Selbstmissverständisse des sozialen Web
13. August 2006 von Wolfgang SommergutEin paar Ansätze erfreuen sich besonderer Beliebtheit, wenn die Funktionsweise des Social Web erklärt werden soll. Dazu zählen biologische Modelle wie das Schwarmprinzip oder sozialpsychologische Theorien wie James Surowieckis „The Wisdom of Crowds“ (Untertitel „Why the Many Are Smarter Than the Few and How Collective Wisdom Shapes Business, Economies, Societies and Nations“). Einige Informationen und Debatten aus der letzten Zeit legen nahe, dass diese Erklärungsansätze nur bedingt auf das soziale Web angewandt werden können.
- Ähnlich wie Staaten bildenden Insekten oder Sportwetten stützen sich User-getriebenen Sites zwar häufig auch auf große Teilnehmerzahlen. Im Gegensatz zu jenen sind die Aktivitäten im sozialen Web häufig sehr ungleich verteilt, so dass letztlich kleine Gruppen überproporzionalen Einfluss gewinnen. So wurden mehr als 70 Prozent aller Wikipedia-Artikel von 1,8 Prozent der Benutzer geschrieben.
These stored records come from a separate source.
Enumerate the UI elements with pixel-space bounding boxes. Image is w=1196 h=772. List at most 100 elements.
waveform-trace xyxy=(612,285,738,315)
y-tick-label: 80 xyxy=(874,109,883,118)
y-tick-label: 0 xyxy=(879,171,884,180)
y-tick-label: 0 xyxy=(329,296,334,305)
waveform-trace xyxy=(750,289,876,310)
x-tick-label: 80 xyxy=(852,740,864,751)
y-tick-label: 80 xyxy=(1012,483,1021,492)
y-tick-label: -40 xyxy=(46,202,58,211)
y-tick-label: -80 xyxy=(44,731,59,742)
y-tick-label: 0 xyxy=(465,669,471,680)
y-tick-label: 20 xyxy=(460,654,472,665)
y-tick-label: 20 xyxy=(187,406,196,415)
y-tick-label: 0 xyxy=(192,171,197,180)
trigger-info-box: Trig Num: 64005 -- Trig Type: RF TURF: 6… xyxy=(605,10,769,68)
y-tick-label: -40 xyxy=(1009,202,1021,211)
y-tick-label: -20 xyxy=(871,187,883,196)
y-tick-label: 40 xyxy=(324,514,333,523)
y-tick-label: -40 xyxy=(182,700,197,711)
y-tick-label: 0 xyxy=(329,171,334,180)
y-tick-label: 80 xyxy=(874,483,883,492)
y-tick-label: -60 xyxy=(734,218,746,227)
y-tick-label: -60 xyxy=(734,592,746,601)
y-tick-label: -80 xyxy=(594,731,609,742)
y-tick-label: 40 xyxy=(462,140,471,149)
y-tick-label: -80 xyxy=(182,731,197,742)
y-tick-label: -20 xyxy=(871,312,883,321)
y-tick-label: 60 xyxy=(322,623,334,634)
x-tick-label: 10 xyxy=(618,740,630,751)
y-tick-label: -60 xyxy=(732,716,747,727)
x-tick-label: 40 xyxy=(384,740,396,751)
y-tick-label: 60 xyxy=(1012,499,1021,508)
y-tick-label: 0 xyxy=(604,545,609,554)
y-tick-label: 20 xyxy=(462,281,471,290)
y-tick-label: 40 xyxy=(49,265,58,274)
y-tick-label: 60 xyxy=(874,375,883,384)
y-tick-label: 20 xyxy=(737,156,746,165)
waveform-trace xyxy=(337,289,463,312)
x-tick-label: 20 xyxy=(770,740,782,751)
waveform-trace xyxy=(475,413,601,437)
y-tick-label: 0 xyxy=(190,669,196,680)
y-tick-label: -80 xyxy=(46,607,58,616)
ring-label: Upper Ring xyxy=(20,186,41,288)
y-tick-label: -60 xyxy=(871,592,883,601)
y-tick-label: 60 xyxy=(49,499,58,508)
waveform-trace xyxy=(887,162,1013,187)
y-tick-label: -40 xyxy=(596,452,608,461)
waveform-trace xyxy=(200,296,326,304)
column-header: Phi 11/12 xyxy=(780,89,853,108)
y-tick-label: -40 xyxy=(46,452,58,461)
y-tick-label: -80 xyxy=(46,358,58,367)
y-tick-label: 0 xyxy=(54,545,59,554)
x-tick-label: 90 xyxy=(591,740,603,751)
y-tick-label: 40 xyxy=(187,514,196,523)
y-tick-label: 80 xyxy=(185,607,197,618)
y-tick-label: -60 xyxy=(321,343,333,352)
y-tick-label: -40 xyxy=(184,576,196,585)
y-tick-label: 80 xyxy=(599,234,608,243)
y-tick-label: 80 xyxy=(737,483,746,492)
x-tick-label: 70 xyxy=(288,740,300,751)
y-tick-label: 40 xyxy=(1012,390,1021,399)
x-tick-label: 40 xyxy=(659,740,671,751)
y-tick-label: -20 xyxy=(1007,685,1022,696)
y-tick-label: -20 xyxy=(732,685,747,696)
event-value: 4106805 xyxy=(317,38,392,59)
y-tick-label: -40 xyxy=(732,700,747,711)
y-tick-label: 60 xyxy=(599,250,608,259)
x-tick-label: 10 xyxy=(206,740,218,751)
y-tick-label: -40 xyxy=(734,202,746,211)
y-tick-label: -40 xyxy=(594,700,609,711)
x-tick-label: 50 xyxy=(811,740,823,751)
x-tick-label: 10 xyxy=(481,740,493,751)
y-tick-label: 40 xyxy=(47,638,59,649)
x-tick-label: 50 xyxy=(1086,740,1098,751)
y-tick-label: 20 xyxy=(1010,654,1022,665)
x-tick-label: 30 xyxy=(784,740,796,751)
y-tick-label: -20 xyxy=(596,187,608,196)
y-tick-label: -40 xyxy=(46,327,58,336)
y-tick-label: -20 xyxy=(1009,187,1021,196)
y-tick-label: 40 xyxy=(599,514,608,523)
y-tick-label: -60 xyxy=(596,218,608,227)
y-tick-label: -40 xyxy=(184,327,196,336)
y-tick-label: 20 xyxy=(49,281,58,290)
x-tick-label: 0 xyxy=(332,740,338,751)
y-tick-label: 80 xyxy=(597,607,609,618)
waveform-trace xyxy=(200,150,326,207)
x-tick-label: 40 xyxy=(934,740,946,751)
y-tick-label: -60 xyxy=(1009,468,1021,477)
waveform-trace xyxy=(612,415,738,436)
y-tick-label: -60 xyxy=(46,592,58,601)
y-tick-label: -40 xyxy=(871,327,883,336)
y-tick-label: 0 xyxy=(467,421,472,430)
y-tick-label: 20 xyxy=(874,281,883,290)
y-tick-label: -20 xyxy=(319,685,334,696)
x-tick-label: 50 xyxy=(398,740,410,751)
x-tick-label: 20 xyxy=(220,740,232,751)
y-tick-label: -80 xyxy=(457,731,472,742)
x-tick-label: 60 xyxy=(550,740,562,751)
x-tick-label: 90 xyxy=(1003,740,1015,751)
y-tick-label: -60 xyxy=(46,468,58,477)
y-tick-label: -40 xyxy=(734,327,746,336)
Von 444809 registrierten Digg-Usern haben 133 (= 0,03 Prozent) zu 3456 Geschichten auf der Frontseite (= 57,47 Prozent) beigetragen (siehe: Digg user statistics & trends). Eine ähnliche Verteilung dürfte auch auf del.icio.us und andere Social-Software-Sites zutreffen, sonst gäbe es ja wenig Anreiz, die aktivsten Benutzer abzuwerben.
- Die genannten Erklärungsmodelle gehen davon aus, dass die unkoordinierten Tätigkeiten zahlreicher Einzelakteure zu insgesamt sinnvollen Gesamtergebnissen führen (was kein grundsätzlich neuer Gedanke ist, er wurde auch schon von Adam Smith in seiner Staatstheorie vorgebracht). Nur uninformierte Außenstehende glauben jedoch, dass etwa in der Wikipedia das freie Spiel der Kräfte herrscht. Nicholas Carr meint sogar, dass die freie Enzyklopädie die bürokratische Struktur von Redaktionen reproduziere.
- Bei stichprobenartiger Durchsicht der Autorenliste von Readers Edition scheint es dort keine extremen Ausreißer zu geben, die Beiträge wirken dort gleichmäßiger verteilt. Mir ist nicht klar, warum das so ist, aber es muss wohl mit den organisatorischen Rahmenbedingungen und den Formen der (ideellen) Gratifikation zu tun haben, die die Netzzeitung ihren Autoren bietet. Hugo Martins Kritikpunkte an der Readers Edition könnten möglicherweise erklären, warum relativ viele Schreiber jeweils relativ wenige Texte beigetragen haben (selbst unter den Top 5 hat keiner mehr als drei Beiträge verfasst).